When you remove a patch, carefully fold it in half so that it sticks to itself and throw it away. There will still be some hormones on the patch. Do not touch the inside of the patch.
The dose of this medicine will be different for different patients. Follow your doctor's orders or the directions on the label. The following information includes only the average doses of this medicine. If your dose is different, do not change it unless your doctor tells you to do so.
The amount of medicine that you take depends on the strength of the medicine. Also, the number of doses you take each day, the time allowed between doses, and the length of time you take the medicine depend on the medical problem for which you are using the medicine.
Your doctor may begin your patch on the first day of your menstrual period (called Day-1 start) or on Sunday (called Sunday start). When you begin on a certain day it is important that you follow that schedule, even if you forget to change a patch. Do not change your schedule on your own. If the schedule that you have been put on is not convenient, check with your doctor about changing schedules.

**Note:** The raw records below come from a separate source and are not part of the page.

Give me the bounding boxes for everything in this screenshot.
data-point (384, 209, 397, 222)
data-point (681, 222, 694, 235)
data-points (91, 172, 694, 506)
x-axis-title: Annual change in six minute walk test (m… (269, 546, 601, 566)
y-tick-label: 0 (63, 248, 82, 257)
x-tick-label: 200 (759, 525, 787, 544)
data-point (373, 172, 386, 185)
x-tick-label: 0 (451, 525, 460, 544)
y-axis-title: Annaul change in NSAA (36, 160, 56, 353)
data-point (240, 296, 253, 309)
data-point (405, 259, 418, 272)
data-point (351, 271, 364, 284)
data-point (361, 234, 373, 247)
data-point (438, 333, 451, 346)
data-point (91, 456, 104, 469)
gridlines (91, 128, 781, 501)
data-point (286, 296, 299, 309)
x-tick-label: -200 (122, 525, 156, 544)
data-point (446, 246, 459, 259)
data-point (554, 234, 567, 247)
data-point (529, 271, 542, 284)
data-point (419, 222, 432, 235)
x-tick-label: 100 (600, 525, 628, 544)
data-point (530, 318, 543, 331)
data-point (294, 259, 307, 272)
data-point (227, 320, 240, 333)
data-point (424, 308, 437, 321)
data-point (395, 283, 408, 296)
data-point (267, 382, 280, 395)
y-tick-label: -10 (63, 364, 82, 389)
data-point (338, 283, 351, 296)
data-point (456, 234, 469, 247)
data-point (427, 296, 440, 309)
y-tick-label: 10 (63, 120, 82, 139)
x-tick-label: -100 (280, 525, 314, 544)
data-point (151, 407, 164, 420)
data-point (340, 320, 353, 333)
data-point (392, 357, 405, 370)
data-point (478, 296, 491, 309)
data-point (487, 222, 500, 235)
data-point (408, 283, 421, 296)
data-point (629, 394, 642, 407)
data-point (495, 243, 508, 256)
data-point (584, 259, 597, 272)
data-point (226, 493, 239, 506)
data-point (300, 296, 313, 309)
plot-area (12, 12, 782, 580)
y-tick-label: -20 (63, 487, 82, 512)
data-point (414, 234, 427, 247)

- For transdermal dosage form (skin patch):
- For contraception (to prevent pregnancy):
- Adults—Apply one patch to the skin and keep it in place for 1 week. Apply a new patch at the beginning of week 2 and again at week 3. Always change the patch on the same day of the week. Do not use a patch during week 4. This is when you will have your period. Start a new patch 7 days after the last patch was removed.
- Children—Use and dose must be determined by your doctor.
- For contraception (to prevent pregnancy):
Call your doctor or pharmacist for instructions.
Follow your doctor's orders or the directions on the label if you forget to change your patch. The following information includes only some of the ways to handle this. Your doctor may want you to stop using the medicine and use other birth control methods for the rest of the month until you have your menstrual period. Then your doctor can tell you how to begin using your medicine again. If you forget to apply your patch during the 1st week, apply it as soon as possible and start a new cycle. Use a second form of birth control for the first week of the new cycle. You will now have a new patch start day. If you forget to change your patch in the 2nd or 3rd week for one or two days, change it as soon as you remember. No other form of birth control is needed. If you forget to change your patch in the 2nd or 3rd week for more than two days, change to a new patch and start a new cycle. Use a second form of birth control for the first week of the new cycle. If you forget to remove your patch at the end of the 3rd week, remove it as soon as possible and then start a new patch on your regular start day. You should never have the patch off for more than 7 days in a row.
Store the patches at room temperature in a closed container, away from heat, moisture, and direct light.
Keep out of the reach of children.
Do not keep outdated medicine or medicine no longer needed.
Ask your healthcare professional how you should dispose of any medicine you do not use.
After removing a used patch, fold the patch in half with the sticky sides together. Place it in a child-resistant container or a sealed bag. Make sure to dispose of it out of the reach of children and pets.